After I finished this course, my knowledge of computer science went from zero to . . . let’s not exactly say hero, but it increased my understanding about how computers work by 1000 percent. I continued learning on my own and with other students from my course. I really enjoyed exercising my brain by learning something completely new and proving Jerzy Konorski’s theory of neural plasticity.
At some point, I learned about an opportunity to volunteer at a hackathon for underprivileged high school students. As a former high school teacher, I thought this might be a good experience to combine my newly acquired coding skills with my teaching abilities. Since I had received instruction in coding for free, I wanted to give back to my community.
The students were divided into groups, sitting at tables with two group leaders. All of the leaders were computer-savvy Millennials with high tech backgrounds and worked for Twitter, Apple, Facebook, Microsoft and other tech companies. They could all code a thousand times better than me. The organizers and the other group leaders were all male, except for me. As the only “Mom type” in the room, I was pretty much ignored.
My group consisted of all junior/senior teenage boys and one ninth-grade girl. I think I can safely say that the lone girl and I felt intimidated by all the testosterone in the room. We instantly bonded over our mutual feelings of awkwardness through our shared fish-out-of-water situation.

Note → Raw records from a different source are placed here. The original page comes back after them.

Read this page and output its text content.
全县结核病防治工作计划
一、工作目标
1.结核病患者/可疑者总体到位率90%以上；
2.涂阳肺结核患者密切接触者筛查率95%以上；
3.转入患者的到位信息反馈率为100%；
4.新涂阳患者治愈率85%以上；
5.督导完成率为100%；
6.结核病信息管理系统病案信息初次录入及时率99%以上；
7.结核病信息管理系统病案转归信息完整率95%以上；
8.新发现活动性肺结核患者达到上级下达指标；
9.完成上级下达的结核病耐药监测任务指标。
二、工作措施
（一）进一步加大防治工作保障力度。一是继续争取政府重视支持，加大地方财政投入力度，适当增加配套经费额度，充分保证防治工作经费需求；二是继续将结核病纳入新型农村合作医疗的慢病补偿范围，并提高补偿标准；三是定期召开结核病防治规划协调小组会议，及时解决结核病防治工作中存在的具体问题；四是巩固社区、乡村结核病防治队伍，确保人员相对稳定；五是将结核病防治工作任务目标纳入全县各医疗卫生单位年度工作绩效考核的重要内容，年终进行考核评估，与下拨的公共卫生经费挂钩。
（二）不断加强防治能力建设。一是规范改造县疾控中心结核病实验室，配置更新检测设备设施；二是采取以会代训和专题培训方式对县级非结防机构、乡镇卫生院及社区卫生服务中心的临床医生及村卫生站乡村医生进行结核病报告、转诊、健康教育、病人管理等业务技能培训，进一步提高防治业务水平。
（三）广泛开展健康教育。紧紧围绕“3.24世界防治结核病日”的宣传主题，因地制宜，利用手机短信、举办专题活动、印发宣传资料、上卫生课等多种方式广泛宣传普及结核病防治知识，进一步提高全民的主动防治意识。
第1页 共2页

My co-leader worked with the boys and I worked with this girl. I learned that she was interested in Greek mythology and we talked about our favorite characters and stories. After brainstorming, I helped her to create her first website, dedicated to Athena, the Greek Goddess of wisdom and war. This was several years before the release of the movie, Wonderwoman, the ultimate girl-power film which has become a piece of contemporary pop-culture inspiring girls to empower themselves in a male-dominated world.
I subsequently continued to volunteer at STEM-related workshops for students through different organizations. At each event, I noticed an increase in female participants, or rather a return of girls becoming interested in computer science. Historically, women have always been active in the field of computer science, with the largest numbers of women majoring in computer science in 1984 at 34 percent. Some theorize that the decline of women in the field was caused by marketing home personal computers to boys and men, giving them an advantage of experience when the PC was introduced in schools.
I have no illusions that I will ever become a software engineer or be employed in high-tech. Computer science is just a hobby for me. The challenges give me a chance to flex my cognitive muscles, while improving that all-important neuroplasticity. My guilty pleasure is the self-satisfaction I get when I show a little kid how to “talk to a computer.”